The cold reception to Ribadu’s address by his party members is hardly surprising. As the saying goes, it is hard to transform to left-handedness at an old age. PDP is not psychologically or structurally (assuming there was a structure) designed for the role Ribadu envisages for it. For a party that considered elections hollow rituals of convenience with a sense of entitlement to victory, the idea of sacrifice is alien. Many have argued that the PDP need not die because Nigeria needs a virile opposition now. I have a different take. So far, given the spate of defections and lethargy among PDP’s rank and file, it is evident that PDP may not be the source of much-needed opposition. The party in the PDP is over. Perhaps, like the seed, the PDP needs to actually die before it can renew itself into any real opposition. And the opposition space should not be PDP’s exclusive preserve. It needs to be truly open for all including a PDP incarnate (which would be a burden with that name) and or some marsh-up or re-mix of some fringe and marginal parties. A totally new ‘movement’ is possible. What is needed is an opposition buoyed by conviction, willing to make the sacrifice. PDP has been so bloated in comfort, sleaze and dependence on the public treasury that its gluttonous credentials would not admit of the fasting, starvation, belt-tightening and sacrifices required for what promises to be a long haul opposition.

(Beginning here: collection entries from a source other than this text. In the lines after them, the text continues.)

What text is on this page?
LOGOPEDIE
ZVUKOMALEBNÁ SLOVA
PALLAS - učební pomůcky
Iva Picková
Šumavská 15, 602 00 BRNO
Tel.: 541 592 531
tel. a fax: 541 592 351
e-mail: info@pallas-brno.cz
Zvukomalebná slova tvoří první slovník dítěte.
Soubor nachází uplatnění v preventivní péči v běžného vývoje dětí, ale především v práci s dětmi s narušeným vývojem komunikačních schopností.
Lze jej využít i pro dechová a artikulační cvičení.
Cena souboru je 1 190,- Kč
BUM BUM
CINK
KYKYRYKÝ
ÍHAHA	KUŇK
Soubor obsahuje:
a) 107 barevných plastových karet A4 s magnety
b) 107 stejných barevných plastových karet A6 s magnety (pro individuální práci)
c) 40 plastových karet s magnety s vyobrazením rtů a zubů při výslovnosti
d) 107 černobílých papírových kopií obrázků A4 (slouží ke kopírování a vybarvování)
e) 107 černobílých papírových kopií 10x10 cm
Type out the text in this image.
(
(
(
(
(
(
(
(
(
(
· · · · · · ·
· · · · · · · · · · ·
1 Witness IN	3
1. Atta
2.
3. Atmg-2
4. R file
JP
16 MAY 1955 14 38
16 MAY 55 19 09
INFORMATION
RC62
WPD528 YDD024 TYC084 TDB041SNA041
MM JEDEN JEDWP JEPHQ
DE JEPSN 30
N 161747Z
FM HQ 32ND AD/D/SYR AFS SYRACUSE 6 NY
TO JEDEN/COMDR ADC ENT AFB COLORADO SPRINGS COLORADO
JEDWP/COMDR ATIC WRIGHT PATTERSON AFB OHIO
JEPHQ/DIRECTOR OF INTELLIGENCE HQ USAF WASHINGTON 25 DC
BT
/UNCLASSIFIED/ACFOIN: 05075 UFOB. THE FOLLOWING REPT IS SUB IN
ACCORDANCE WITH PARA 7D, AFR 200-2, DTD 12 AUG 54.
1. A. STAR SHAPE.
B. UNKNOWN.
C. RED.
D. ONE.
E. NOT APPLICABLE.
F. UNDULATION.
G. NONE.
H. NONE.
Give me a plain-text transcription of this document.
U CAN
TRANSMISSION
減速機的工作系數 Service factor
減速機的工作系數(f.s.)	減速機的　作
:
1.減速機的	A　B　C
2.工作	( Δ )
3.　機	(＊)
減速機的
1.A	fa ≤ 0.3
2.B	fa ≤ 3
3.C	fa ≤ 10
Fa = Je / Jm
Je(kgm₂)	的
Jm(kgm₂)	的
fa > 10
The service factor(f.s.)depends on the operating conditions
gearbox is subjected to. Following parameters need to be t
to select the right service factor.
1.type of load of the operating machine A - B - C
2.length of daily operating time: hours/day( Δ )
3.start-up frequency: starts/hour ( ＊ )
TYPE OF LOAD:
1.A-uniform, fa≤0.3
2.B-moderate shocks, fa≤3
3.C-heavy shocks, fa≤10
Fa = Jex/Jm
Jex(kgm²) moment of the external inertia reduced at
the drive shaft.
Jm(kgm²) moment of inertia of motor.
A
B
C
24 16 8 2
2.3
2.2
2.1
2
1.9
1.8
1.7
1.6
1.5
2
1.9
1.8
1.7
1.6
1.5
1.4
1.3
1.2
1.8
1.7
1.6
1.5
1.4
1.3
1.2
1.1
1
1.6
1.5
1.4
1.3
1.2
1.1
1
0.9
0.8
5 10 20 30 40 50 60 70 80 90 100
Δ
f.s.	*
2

As for Ribadu, his continuing and enduring presence in Nigeria’s political scene is good. President Buhari has named tackling corruption a component of his core agenda. Nigeria has very rich reservoir of human resources that share his anti-corruption commitment with comparable resolve. They are found across all ethnicities, political parties, professions, religions, gender and other persuasions. Ribadu is outstanding in this company and his relevance is not limited to the EFCC. His best before date is still far away. He has the ingredients of a longer shelf life of relevance for Nigeria’s political re-birth. There are only two problems from my pensive point of view. One is whether the President would rise above the sentiments in some quarters of Ribadu’s perceived irritation or vote-splitting in running against him in 2011. The other is whether the patriotism in Ribadu would push above expected blackmail that would trail his potential decision to serve again if and when called upon. My sense is that Nigeria’s best interest trumps these reservations. No sacrifice is too much for Nigeria. That was the point Ribadu made to his PDP friends. And they did not seem to agree with him. No thanks to his own calculations, Ribadu is in a bad company presently. But Nigeria needs him, and I’d add, badly.